Veinotonic and vasculoprotector leading to vasoconstriction, an increase in the resistance of the vessels and a decrease in their permeability.
Various studies, both in animals and in humans, have been conducted to demonstrate these properties:
- Increase in venous pressure in anaesthetised dogs, observed by I.V. route.
- Action on capillary permeability, anti-oedematous and anti-inflammatory action in rats,
- Action on the deformability of red blood cells measured by the erythrocyte filtration time,
- Increased capillary resistance in rats and guinea pigs deficient in vitamin P factor,
- Decreased bleeding time in vitamin P-deficient guinea pigs,
- Decreased capillary permeability induced by chloroform, histamine or hyaluronidase.

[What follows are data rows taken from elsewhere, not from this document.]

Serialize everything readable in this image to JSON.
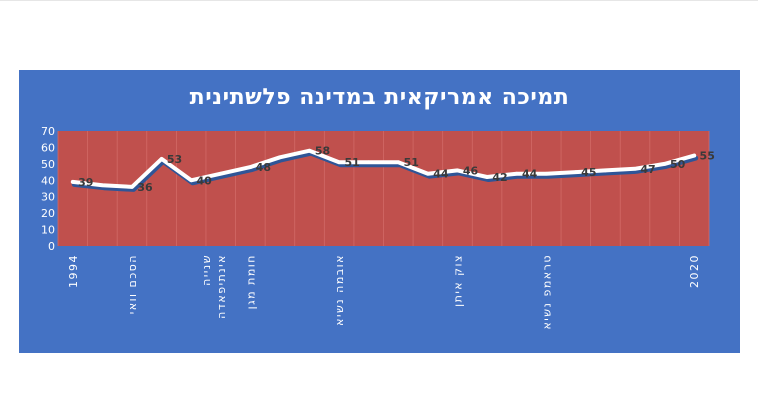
{
  "chart_data": {
    "type": "line",
    "title": "תמיכה אמריקאית במדינה פלשתינית",
    "xlabel": "",
    "ylabel": "",
    "ylim": [
      0,
      70
    ],
    "y_ticks": [
      0,
      10,
      20,
      30,
      40,
      50,
      60,
      70
    ],
    "grid": "vertical",
    "legend": "none",
    "categories": [
      "1994",
      "",
      "הסכם וואי",
      "",
      "",
      "אינתיפאדה שנייה",
      "חומת מגן",
      "",
      "",
      "אובמה נשיא",
      "",
      "",
      "",
      "צוק איתן",
      "",
      "",
      "טראמפ נשיא",
      "",
      "",
      "",
      "",
      "2020"
    ],
    "category_lines": [
      [
        "1994"
      ],
      [
        ""
      ],
      [
        "הסכם וואי"
      ],
      [
        ""
      ],
      [
        ""
      ],
      [
        "אינתיפאדה",
        "שנייה"
      ],
      [
        "חומת מגן"
      ],
      [
        ""
      ],
      [
        ""
      ],
      [
        "אובמה נשיא"
      ],
      [
        ""
      ],
      [
        ""
      ],
      [
        ""
      ],
      [
        "צוק איתן"
      ],
      [
        ""
      ],
      [
        ""
      ],
      [
        "טראמפ נשיא"
      ],
      [
        ""
      ],
      [
        ""
      ],
      [
        ""
      ],
      [
        ""
      ],
      [
        "2020"
      ]
    ],
    "values": [
      39,
      37,
      36,
      53,
      40,
      44,
      48,
      54,
      58,
      51,
      51,
      51,
      44,
      46,
      42,
      44,
      44,
      45,
      46,
      47,
      50,
      55
    ],
    "data_labels": [
      "39",
      "",
      "36",
      "53",
      "40",
      "",
      "48",
      "",
      "58",
      "51",
      "",
      "51",
      "44",
      "46",
      "42",
      "44",
      "",
      "45",
      "",
      "47",
      "50",
      "55"
    ],
    "colors": {
      "panel": "#4472c4",
      "plot_area": "#c0504d",
      "grid": "#d26a67",
      "line": "#ffffff",
      "line_shadow": "#2f5597",
      "axis_text": "#ffffff",
      "data_label_text": "#3a3a3a"
    }
  }
}
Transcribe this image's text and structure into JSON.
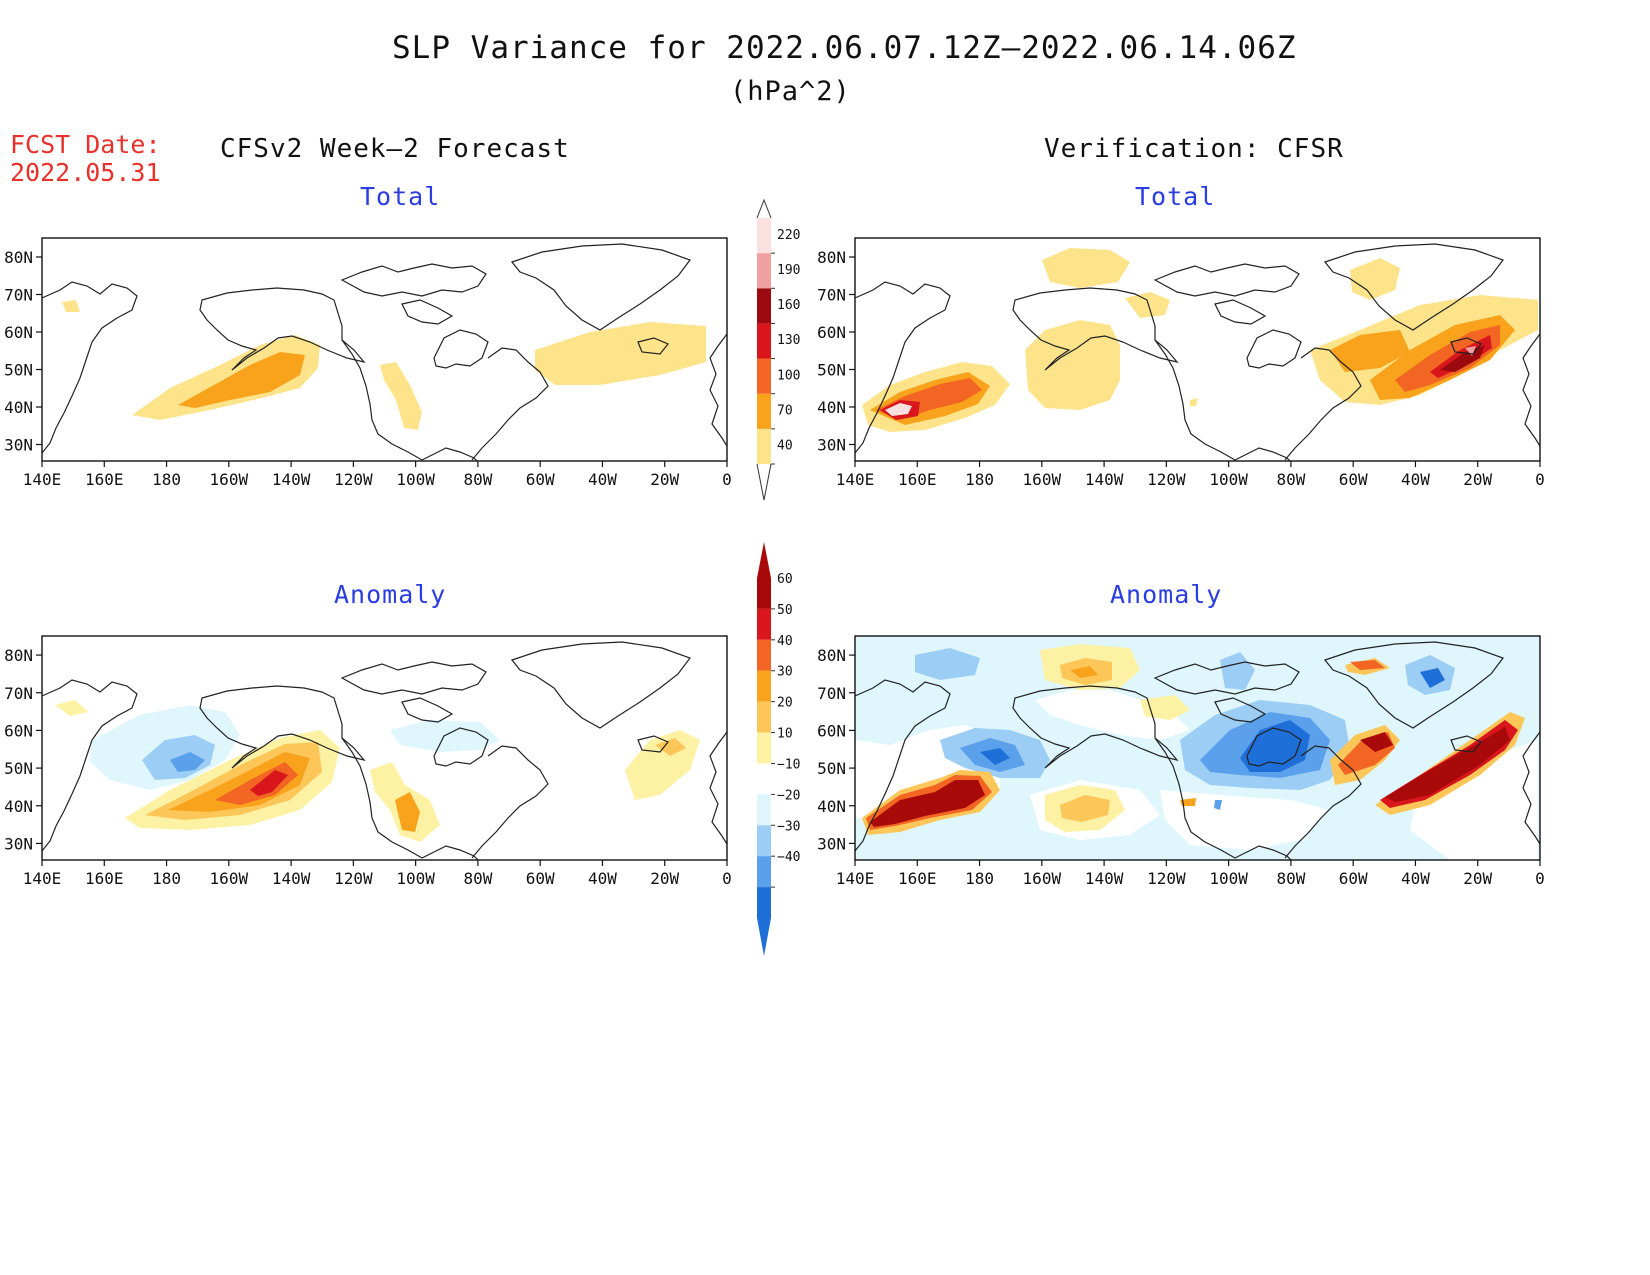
{
  "header": {
    "title": "SLP Variance for 2022.06.07.12Z—2022.06.14.06Z",
    "units": "(hPa^2)",
    "fcst_label": "FCST Date:",
    "fcst_date": "2022.05.31"
  },
  "columns": {
    "left_title": "CFSv2 Week—2 Forecast",
    "right_title": "Verification: CFSR"
  },
  "rows": {
    "top_label": "Total",
    "bottom_label": "Anomaly"
  },
  "axes": {
    "lon_ticks": [
      "140E",
      "160E",
      "180",
      "160W",
      "140W",
      "120W",
      "100W",
      "80W",
      "60W",
      "40W",
      "20W",
      "0"
    ],
    "lat_ticks": [
      "80N",
      "70N",
      "60N",
      "50N",
      "40N",
      "30N"
    ]
  },
  "colorbars": {
    "total": {
      "levels": [
        "40",
        "70",
        "100",
        "130",
        "160",
        "190",
        "220"
      ],
      "colors": [
        "#fde38a",
        "#f9a21c",
        "#f26522",
        "#d8161c",
        "#9c0a0f",
        "#f0a0a0",
        "#fbe0e0"
      ]
    },
    "anomaly": {
      "levels": [
        "60",
        "50",
        "40",
        "30",
        "20",
        "10",
        "−10",
        "−20",
        "−30",
        "−40"
      ],
      "colors": [
        "#a80a0a",
        "#d8161c",
        "#f26522",
        "#f9a21c",
        "#fdc659",
        "#fdf1a4",
        "#ffffff",
        "#dff6fd",
        "#9bcdf5",
        "#5aa0eb",
        "#1f6fd8"
      ]
    }
  }
}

Venotonic properties demonstrated in clinical pharmacology
- Increases the vasoconstrictor action of adrenaline, noradrenaline and serotonin on the superficial veins of the hand or on an isolated saphenous vein,
- Increase in venous tone, as evidenced by measurement of venous capacitance using strain gauge plethysmography; decrease in the volume of venous stasis,
- The venoconstrictive effect is dose-related,
- Lowering of mean venous pressure in both the superficial and deep systems, demonstrated in a double-blind, placebo-controlled Doppler trial,
- Increase in systolic and diastolic blood pressure in postoperative orthostatic hypotension,
- Activity in the aftermath of saphenectomy.